The measures must be finalized by the government and approved by parliament before entering into force.
Tax Treaty between Israel and Seychelles to be Negotiated
During a meeting held 6 August 2015, officials from Israel and Seychelles reportedly agreed to begin negotiations for an income tax treaty. Any resulting treaty would be the first of its kind between the two countries, and must be finalized, signed and ratified before entering into force.
Update - Tax Treaty between Saudi Arabia and Tajikistan
The income and capital tax treaty between Saudi Arabia and Tajikistan was signed on 13 May 2014. It is the first of its kind between the two countries, and will enter into force after the ratification instruments are exchanged.

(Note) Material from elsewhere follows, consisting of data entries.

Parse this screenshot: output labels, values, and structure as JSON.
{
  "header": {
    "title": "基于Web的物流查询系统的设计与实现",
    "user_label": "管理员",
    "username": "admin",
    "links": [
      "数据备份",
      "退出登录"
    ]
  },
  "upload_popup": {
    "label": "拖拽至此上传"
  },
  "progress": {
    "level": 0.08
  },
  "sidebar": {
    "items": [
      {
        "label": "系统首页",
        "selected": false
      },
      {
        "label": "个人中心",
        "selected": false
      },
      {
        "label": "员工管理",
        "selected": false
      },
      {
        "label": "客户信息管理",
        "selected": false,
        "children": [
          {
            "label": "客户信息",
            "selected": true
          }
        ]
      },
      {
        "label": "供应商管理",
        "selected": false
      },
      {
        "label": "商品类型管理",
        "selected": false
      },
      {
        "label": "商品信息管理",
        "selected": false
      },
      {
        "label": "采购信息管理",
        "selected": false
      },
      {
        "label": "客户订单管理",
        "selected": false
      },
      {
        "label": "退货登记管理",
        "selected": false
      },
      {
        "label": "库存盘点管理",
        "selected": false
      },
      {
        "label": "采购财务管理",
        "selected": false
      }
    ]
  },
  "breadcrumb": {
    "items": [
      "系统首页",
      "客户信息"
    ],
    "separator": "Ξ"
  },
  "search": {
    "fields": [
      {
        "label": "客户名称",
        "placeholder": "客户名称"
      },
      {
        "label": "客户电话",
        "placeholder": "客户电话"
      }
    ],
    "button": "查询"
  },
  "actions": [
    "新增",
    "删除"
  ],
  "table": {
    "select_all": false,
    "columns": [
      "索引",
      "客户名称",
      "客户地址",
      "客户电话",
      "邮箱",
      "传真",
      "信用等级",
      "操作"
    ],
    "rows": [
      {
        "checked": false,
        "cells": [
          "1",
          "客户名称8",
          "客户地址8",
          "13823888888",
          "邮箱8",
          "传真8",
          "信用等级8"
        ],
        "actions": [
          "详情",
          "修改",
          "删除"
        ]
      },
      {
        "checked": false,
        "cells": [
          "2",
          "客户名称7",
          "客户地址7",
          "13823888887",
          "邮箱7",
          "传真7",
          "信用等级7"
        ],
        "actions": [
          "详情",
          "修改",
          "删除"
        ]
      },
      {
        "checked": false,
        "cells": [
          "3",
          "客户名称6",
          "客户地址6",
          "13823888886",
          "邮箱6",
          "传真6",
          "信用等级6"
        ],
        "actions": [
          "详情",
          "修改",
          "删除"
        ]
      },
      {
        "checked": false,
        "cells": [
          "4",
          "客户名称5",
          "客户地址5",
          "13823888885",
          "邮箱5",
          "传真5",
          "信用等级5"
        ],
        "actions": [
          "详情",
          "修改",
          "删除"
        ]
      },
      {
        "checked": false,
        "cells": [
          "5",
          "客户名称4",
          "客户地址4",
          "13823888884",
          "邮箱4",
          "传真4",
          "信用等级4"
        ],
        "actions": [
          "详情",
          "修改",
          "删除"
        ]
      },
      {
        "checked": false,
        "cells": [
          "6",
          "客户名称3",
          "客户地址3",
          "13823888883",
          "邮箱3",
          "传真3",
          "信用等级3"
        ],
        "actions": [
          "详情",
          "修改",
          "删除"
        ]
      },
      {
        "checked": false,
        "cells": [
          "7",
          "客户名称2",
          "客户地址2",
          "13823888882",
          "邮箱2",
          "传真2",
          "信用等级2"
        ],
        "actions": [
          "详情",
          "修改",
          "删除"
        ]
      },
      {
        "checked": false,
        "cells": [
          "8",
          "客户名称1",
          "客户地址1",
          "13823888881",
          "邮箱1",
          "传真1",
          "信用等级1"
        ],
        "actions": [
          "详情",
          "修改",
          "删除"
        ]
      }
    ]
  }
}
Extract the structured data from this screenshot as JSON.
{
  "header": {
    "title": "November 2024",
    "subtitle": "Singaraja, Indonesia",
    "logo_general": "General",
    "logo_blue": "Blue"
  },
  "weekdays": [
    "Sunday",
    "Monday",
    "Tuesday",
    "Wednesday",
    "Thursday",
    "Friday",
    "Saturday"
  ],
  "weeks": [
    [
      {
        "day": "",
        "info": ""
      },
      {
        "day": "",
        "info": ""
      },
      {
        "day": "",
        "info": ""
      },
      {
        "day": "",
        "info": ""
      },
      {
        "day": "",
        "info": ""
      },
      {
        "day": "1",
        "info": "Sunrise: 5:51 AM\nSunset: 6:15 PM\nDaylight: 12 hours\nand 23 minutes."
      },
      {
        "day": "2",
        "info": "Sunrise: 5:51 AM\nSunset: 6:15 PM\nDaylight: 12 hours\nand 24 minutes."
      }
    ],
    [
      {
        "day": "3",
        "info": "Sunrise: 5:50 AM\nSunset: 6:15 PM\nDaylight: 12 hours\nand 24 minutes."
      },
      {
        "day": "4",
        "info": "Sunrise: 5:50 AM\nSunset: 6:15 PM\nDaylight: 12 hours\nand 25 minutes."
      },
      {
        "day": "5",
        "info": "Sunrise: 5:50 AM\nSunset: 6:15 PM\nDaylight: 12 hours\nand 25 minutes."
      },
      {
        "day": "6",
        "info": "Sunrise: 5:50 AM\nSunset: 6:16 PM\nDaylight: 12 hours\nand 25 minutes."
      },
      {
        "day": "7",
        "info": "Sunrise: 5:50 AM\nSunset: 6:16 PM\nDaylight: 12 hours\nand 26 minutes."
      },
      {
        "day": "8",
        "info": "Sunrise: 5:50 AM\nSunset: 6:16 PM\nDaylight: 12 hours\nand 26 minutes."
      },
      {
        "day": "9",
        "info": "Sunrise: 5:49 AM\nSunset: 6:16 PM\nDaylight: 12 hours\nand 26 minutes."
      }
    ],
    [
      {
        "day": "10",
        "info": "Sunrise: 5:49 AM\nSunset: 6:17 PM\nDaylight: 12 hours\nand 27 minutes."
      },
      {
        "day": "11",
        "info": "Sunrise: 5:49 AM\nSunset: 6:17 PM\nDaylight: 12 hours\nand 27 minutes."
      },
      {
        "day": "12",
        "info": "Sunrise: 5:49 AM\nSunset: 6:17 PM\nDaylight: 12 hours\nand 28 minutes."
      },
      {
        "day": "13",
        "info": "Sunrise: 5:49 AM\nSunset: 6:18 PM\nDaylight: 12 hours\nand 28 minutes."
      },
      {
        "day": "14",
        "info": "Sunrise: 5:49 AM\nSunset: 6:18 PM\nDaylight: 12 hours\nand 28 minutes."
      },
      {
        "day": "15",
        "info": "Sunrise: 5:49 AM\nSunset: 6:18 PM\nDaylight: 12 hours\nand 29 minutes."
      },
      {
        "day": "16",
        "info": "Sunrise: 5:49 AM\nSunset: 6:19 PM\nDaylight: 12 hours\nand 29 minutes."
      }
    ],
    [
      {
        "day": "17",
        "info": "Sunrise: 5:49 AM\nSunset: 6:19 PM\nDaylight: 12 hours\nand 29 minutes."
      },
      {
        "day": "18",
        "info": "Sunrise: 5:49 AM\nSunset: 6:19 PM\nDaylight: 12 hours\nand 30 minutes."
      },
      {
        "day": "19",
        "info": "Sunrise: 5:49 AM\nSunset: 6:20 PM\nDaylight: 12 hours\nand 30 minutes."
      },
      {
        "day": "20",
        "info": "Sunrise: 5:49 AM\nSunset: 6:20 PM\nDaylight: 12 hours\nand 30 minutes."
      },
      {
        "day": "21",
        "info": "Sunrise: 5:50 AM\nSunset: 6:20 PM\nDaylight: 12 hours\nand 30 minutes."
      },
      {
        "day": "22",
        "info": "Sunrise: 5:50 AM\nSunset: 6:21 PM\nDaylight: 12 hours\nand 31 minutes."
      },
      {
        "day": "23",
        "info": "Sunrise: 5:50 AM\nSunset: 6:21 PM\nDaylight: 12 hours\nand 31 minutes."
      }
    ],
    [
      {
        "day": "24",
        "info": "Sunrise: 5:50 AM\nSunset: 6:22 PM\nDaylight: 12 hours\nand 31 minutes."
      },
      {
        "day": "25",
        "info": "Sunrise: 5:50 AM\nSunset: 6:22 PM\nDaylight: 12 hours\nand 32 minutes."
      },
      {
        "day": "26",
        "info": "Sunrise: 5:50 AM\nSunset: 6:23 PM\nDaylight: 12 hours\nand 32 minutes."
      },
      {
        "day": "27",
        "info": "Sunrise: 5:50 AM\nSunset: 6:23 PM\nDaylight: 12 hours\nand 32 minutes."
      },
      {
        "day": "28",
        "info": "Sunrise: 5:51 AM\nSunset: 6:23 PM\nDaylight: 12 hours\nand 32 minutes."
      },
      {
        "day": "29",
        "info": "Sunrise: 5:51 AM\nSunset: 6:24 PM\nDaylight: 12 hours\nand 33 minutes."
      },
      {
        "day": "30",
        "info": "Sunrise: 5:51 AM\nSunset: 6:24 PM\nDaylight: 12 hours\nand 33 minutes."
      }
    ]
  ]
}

The treaty covers Saudi Zakat and income tax including the natural gas investment tax. It covers Tajik individual income tax, tax on legal persons, and immovable property tax.
The treaty includes the provision that a permanent establishment will be deemed constituted when an enterprise of one Contracting State furnishes services in the other State through employees or other engaged personnel if the activities continue for the same or connected project for a period or periods aggregating more than 6 months within any 12-month period.
- Dividends - 5% if the beneficial owner is a company directly holding at least 25% of the paying company's capital; otherwise 10%
- Interest - 8%
- Royalties - 8%
The following capital gains derived by a resident of one Contracting State may be taxed by the other State:
- Gains from the alienation of immovable property situated in the other State;
- Gains from the alienation of movable property forming part of the business property of a permanent establishment in the other State; and
- Gains from the alienation of shares in a company resident in the other State
Gains from the alienation of other property by a resident of a Contracting State may only be taxed by that State.
Both countries apply the credit method for the elimination of double taxation.
The treaty does not include non-discrimination provisions.
The treaty will enter into force on the first day of the second month following the exchange of the ratification instruments, and will apply from 1 January of the year following its entry into force.